Des fans, des développeurs et une bourse euphoriques, mais une industrie qui rit sans doute moins. Avec son décalage à 2026, c’est tout le planning de la concurrence qui est à revoir. Certains avaient anticipé le coup comme Death Stranding 2 : On the beach qui sortira le 26 juin. Hideo Kojima, son créateur, n’a pas caché que la sortie avait été anticipée pour éviter l’ogre de l’automne. D’autres n’ont pas eu cette vista et vont devoir repenser leurs stratégies, notamment du côté de Xbox qui a de nombreux titres sous le coude à dégainer, de The Outer Worlds 2 à Fable. Certains étaient prévus pour début 2026 (non officiellement) et vont peut-être arriver plus tôt. La concurrence en tout cas s’organise pour profiter de la lumière du second semestre désormais débarrassé du principal arbre (baobab même).

La fin d’année s’annonce ainsi riche et pleine de rebonds.
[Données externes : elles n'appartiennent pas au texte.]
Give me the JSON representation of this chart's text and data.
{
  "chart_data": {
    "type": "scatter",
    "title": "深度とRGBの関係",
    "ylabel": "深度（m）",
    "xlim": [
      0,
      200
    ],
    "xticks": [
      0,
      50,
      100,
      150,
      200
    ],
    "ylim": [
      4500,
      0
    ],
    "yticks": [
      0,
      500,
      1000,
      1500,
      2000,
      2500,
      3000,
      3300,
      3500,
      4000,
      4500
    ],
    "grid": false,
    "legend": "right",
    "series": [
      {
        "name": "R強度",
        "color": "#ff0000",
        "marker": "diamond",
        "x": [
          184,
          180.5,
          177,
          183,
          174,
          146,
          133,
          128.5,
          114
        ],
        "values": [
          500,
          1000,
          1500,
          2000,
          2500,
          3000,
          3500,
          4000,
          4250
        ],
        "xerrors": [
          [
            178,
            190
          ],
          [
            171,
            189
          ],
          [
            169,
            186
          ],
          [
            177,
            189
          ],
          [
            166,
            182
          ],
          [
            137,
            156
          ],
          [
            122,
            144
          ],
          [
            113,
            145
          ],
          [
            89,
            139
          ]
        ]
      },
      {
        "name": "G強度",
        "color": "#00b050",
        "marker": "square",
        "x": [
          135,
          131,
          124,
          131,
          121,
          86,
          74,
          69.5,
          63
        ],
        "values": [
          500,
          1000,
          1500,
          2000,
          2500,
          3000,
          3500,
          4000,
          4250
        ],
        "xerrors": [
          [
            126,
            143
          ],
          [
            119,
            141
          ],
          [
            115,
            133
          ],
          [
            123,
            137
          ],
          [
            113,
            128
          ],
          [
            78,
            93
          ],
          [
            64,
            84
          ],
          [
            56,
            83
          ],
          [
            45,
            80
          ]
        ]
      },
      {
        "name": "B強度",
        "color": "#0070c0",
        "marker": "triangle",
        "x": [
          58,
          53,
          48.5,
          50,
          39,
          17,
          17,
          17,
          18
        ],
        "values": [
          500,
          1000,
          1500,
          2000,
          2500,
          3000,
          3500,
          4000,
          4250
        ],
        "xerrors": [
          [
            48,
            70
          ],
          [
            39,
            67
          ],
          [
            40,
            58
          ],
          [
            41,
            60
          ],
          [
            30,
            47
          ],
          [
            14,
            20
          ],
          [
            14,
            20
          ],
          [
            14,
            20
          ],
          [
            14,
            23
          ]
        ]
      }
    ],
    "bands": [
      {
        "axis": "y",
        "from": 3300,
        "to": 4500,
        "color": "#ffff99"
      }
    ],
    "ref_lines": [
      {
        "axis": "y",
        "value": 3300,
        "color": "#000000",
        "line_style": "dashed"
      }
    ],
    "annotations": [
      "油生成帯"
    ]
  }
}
Mafia: The Old Country (qui appartient à 2K de la même entité) a dévoilé un nouveau trailer une date de sortie (8 août), tout comme Borderlands 4 du même éditeur qui a avancé sa sortie au 12 septembre, tout autant pour profiter de la fin d’été vide que pour éviter Ghost of Yotei que Sony a placé au 2 octobre, non sans avoir eu sans doute des échos du report de GTA 6 pour éviter de griller sa meilleure cartouche de l’année au même moment.

Jason, l'un des deux protagonistes de GTA 6
Jason, l'un des deux protagonistes de GTA 6 © Rockstar Games

Ubisoft que l’on murmure avec de nombreux jeux plutôt programmés pour 2026 (le nouveau Rayman, Far Cry 7, un nouveau The Division, le prochain Ghost Recon…) va sans doute revoir ses plans pour éviter l’embouteillage. On pressent toujours l’arrivée d’un remake de Assassin’s Creed 4 Black Flag qui a toutes les caractéristiques d’un excellent shadow drop (jeu disponible immédiatement). Xbox vient de réussir son tour de force avec The Elder Scrolls IV : Oblivion et devrait donner beaucoup d’idées à d’autres. Au grand dam des jeux indépendants qui risquent de ne plus avoir d’espace pour s’exprimer. Tout le monde n’aura pas la chance et le talent de Clair Obscur: Expedition 33. Sans doute le jeu le plus heureux de voir GTA 6 basculer de l’autre côté de l’année et qui peut désormais se rêver en meilleur jeu de l’année.